# Musky reels and lure for sale



## JasonT (Dec 5, 2008)

I have two Abu Garcia 6500 reels for sale. They are used but in great condition. I tear all of my reels down every year and clean and regrease. I am looking for $40.00 each. The lure that I have for sale is a 2006 Talonz deep threat. It is the 12'' model and retails for $65.00. I want $45 for the deep threat. It is orange bellied perch. It is in good condition, but has a little bit of hook rash from the middle hook. I can email photos or you can see them. I will be at the musky show in Columbus this weekend on Saturday and Sunday. I will be in the Jimmy Bucktail booth.

Jason Tentler


----------



## JasonT (Dec 5, 2008)

Other ABU Garcia


----------



## JasonT (Dec 5, 2008)

Talonz Deep Threat


----------



## Guest (Feb 25, 2010)

pm sent...........


----------



## Snakecharmer (Apr 9, 2008)

Post a pic of a $65 lure please..........


----------



## JasonT (Dec 5, 2008)

Here is the picture.

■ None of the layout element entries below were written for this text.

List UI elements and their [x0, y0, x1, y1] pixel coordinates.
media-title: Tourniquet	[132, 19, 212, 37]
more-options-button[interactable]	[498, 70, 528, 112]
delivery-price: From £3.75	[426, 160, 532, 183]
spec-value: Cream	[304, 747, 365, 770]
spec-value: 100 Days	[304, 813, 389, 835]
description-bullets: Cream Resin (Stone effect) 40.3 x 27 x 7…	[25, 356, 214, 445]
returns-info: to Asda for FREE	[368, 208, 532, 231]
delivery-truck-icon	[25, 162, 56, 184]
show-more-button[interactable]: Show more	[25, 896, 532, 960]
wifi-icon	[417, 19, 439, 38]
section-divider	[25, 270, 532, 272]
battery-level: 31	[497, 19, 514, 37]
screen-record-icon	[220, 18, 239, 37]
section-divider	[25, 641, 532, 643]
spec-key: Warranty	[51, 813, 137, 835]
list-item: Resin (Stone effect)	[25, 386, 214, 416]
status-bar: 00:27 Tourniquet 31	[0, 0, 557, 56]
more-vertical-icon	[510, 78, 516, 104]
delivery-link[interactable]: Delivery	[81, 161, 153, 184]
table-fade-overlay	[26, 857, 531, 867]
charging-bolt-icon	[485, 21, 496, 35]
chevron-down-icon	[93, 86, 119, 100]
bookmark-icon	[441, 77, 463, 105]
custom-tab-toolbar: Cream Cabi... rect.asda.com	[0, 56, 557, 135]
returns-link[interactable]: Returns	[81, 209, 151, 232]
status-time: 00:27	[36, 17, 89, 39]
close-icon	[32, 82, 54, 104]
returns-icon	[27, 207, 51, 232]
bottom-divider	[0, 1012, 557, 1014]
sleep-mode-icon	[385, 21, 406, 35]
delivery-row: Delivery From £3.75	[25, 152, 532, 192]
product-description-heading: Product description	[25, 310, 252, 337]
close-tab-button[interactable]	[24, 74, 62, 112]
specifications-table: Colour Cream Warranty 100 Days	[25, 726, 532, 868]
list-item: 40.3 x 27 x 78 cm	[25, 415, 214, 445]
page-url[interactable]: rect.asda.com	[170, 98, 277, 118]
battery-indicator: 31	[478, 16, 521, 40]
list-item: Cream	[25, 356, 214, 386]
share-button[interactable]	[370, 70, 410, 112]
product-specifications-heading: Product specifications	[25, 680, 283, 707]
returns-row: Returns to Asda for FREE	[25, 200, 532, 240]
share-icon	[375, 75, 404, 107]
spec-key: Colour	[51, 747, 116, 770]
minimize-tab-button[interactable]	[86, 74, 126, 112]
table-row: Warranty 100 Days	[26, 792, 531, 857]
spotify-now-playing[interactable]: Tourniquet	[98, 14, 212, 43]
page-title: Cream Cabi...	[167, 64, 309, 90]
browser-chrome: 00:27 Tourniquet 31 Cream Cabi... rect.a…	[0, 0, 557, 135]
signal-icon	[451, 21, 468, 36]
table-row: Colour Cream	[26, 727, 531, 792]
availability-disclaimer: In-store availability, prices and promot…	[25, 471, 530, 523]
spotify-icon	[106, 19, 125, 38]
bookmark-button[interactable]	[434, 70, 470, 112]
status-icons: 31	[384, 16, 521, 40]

I hope this one works


----------



## Guest (Feb 27, 2010)

i have sent three pms since you posted this. are they still for sale?


----------



## JasonT (Dec 5, 2008)

They are still for sale. I have responded to all of your PMs. I just noticed that since I have only a limited amount of posts. I can not send PMs.


----------



## Guest (Feb 27, 2010)

jason, i sent my email. see if that works. if not, i'll try again.


----------



## Guest (Feb 27, 2010)

jason, i will send my email address again.....


----------



## Guest (Feb 28, 2010)

edit.......................


----------



## JasonT (Dec 5, 2008)

Rapman I have sent you an email this morning. The talonz is sold.


----------



## JasonT (Dec 5, 2008)

Rapman check your email I sent you the pictures


----------



## Guest (Mar 1, 2010)

jason, i saw them. ratz, i bought a reel yesterday. figured you had sold them when i didn't hear from you. sorry.


----------



## JasonT (Dec 5, 2008)

No problem. I am sorry that it took so long. It has been pretty crazy the last two weeks


----------